Significant Improvements of Machined Surface Qualities by Electrical Multi-channel Discharging in Precision Manufacturing

Abstract

Electrical discharge machining (EDM) has been widely utilized in manufacturing for decades because of its remarkable advantages of noncontact machining and machining conductive materials of any hardness over traditional manufacturing technologies. However, the original EDM mechanism prevents the further improvements of surface qualities in precision manufacturing. In fact, although current and pulse duration were commonly set to be small to obtain small discharging energy in precision EDM, conventional EDM tools still employ single-channel discharging mechanism to form precise surfaces. This kind of machining concentrates the whole pulse discharging energy on one area, leaving the created crater wide and deep, and surface qualities are difficult to be improved. If the energy of the pulse is separated into several plasma channels, the craters generated by these small energies on the machined surface will be smaller. This kind of machining is called electrical multi-channel discharge machining. It was observed that multi-channel discharging can be formed only when transient arc pulses were generated in the gap. Nevertheless, in precision EDM, it is high probabilities to form stable arc pulses from transient arc pulses damaging machined surface.
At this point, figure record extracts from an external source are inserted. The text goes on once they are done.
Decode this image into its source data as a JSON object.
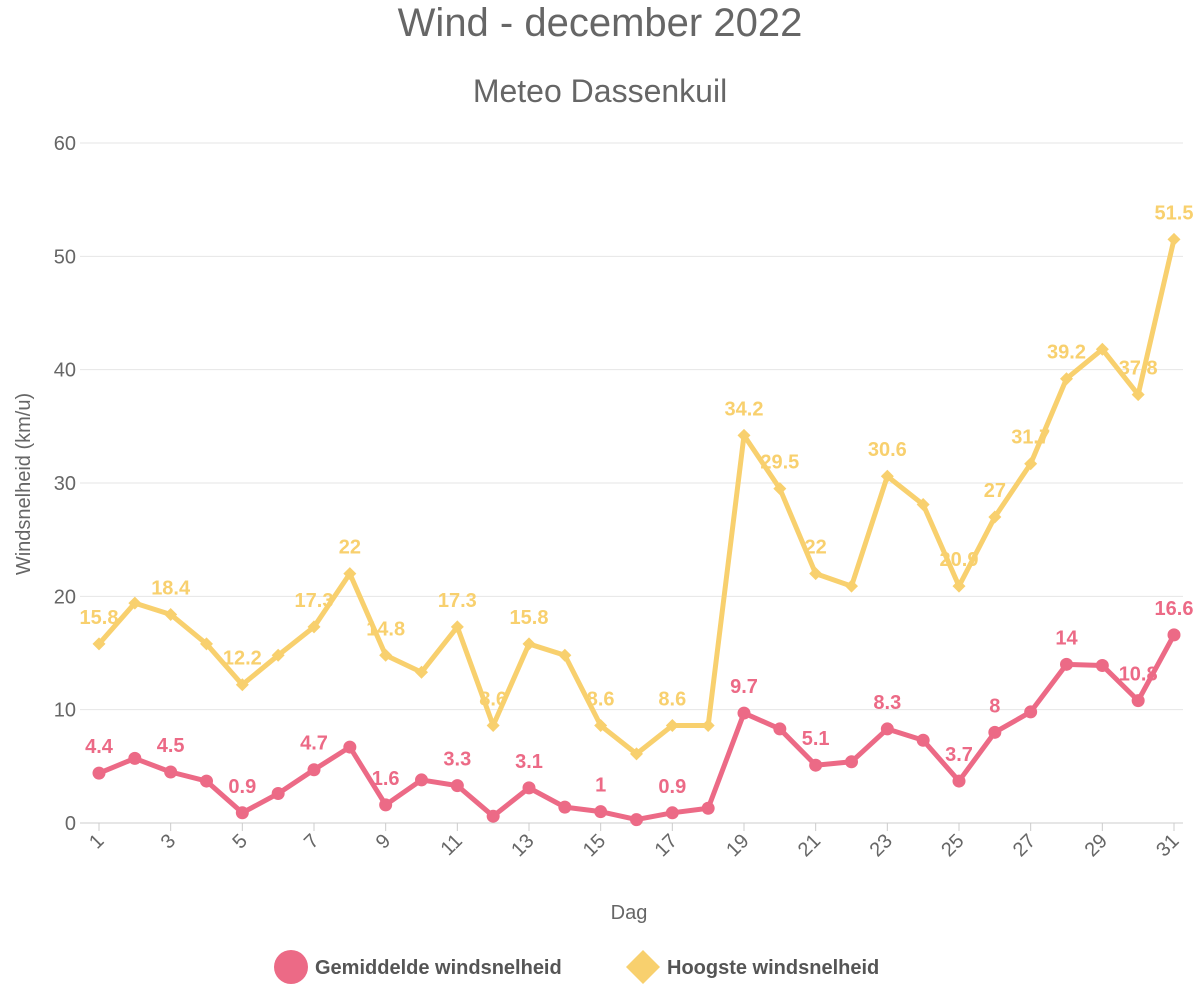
{
  "chart_data": {
    "type": "line",
    "title": "Wind - december 2022",
    "subtitle": "Meteo Dassenkuil",
    "xlabel": "Dag",
    "ylabel": "Windsnelheid (km/u)",
    "ylim": [
      0,
      60
    ],
    "yticks": [
      "0",
      "10",
      "20",
      "30",
      "40",
      "50",
      "60"
    ],
    "x": [
      1,
      2,
      3,
      4,
      5,
      6,
      7,
      8,
      9,
      10,
      11,
      12,
      13,
      14,
      15,
      16,
      17,
      18,
      19,
      20,
      21,
      22,
      23,
      24,
      25,
      26,
      27,
      28,
      29,
      30,
      31
    ],
    "xtick_labels": [
      "1",
      "3",
      "5",
      "7",
      "9",
      "11",
      "13",
      "15",
      "17",
      "19",
      "21",
      "23",
      "25",
      "27",
      "29",
      "31"
    ],
    "grid": true,
    "legend_position": "bottom",
    "series": [
      {
        "name": "Gemiddelde windsnelheid",
        "color": "#ec6a86",
        "marker": "circle",
        "values": [
          4.4,
          5.7,
          4.5,
          3.7,
          0.9,
          2.6,
          4.7,
          6.7,
          1.6,
          3.8,
          3.3,
          0.6,
          3.1,
          1.4,
          1,
          0.3,
          0.9,
          1.3,
          9.7,
          8.3,
          5.1,
          5.4,
          8.3,
          7.3,
          3.7,
          8,
          9.8,
          14,
          13.9,
          10.8,
          16.6
        ],
        "labels": [
          "4.4",
          "",
          "4.5",
          "",
          "0.9",
          "",
          "4.7",
          "",
          "1.6",
          "",
          "3.3",
          "",
          "3.1",
          "",
          "1",
          "",
          "0.9",
          "",
          "9.7",
          "",
          "5.1",
          "",
          "8.3",
          "",
          "3.7",
          "8",
          "",
          "14",
          "",
          "10.8",
          "16.6"
        ]
      },
      {
        "name": "Hoogste windsnelheid",
        "color": "#f8d06e",
        "marker": "diamond",
        "values": [
          15.8,
          19.4,
          18.4,
          15.8,
          12.2,
          14.8,
          17.3,
          22,
          14.8,
          13.3,
          17.3,
          8.6,
          15.8,
          14.8,
          8.6,
          6.1,
          8.6,
          8.6,
          34.2,
          29.5,
          22,
          20.9,
          30.6,
          28.1,
          20.9,
          27,
          31.7,
          39.2,
          41.8,
          37.8,
          51.5
        ],
        "labels": [
          "15.8",
          "",
          "18.4",
          "",
          "12.2",
          "",
          "17.3",
          "22",
          "14.8",
          "",
          "17.3",
          "8.6",
          "15.8",
          "",
          "8.6",
          "",
          "8.6",
          "",
          "34.2",
          "29.5",
          "22",
          "",
          "30.6",
          "",
          "20.9",
          "27",
          "31.7",
          "39.2",
          "",
          "37.8",
          "51.5"
        ]
      }
    ]
  }
}
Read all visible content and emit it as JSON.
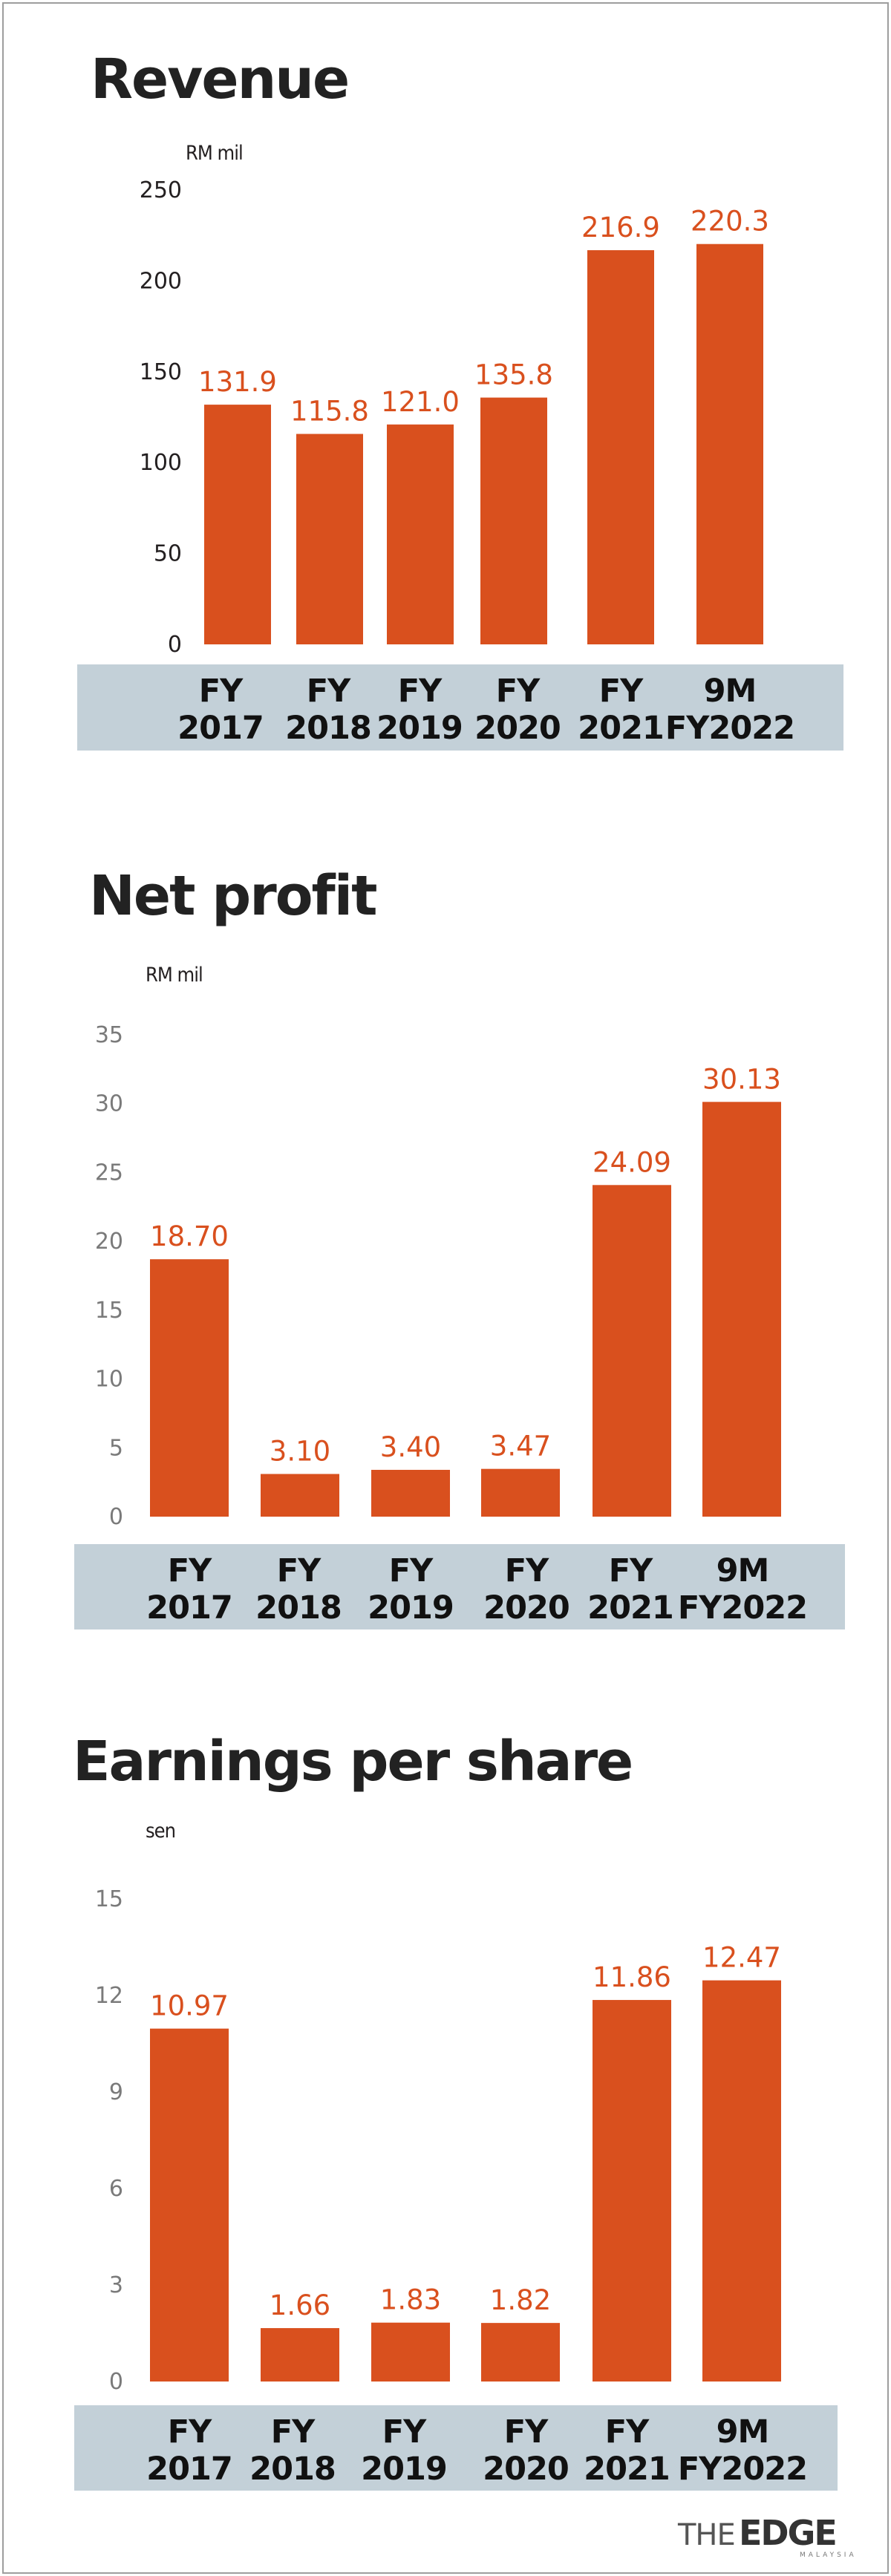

Therefore, an intelligent strategy should be exploited to realize electrical multi-channel discharging and avoid stable arc pulses occurred as well. To this end, a new adaptive control system of electrical multi-channel discharge machining was studied. Arcing ratio was chosen to be a controlled index and gap-servo voltage was a control variable. Because discharging pulses were transient arc pulses and crates were generated almost in the whole pulse duration, the integrity of the machined surface can be obtained. Experiments demonstrated that surface roughness (SR) on machined 1mm depth can reach up to Ra 0.2μs with a copper electrode of diameter 30mm around 2 hours. The significance of the study is that multi-channel discharging is a new perspective of discharging phenomenon and breaks through the inherent awareness of EDM precision machining in the past years.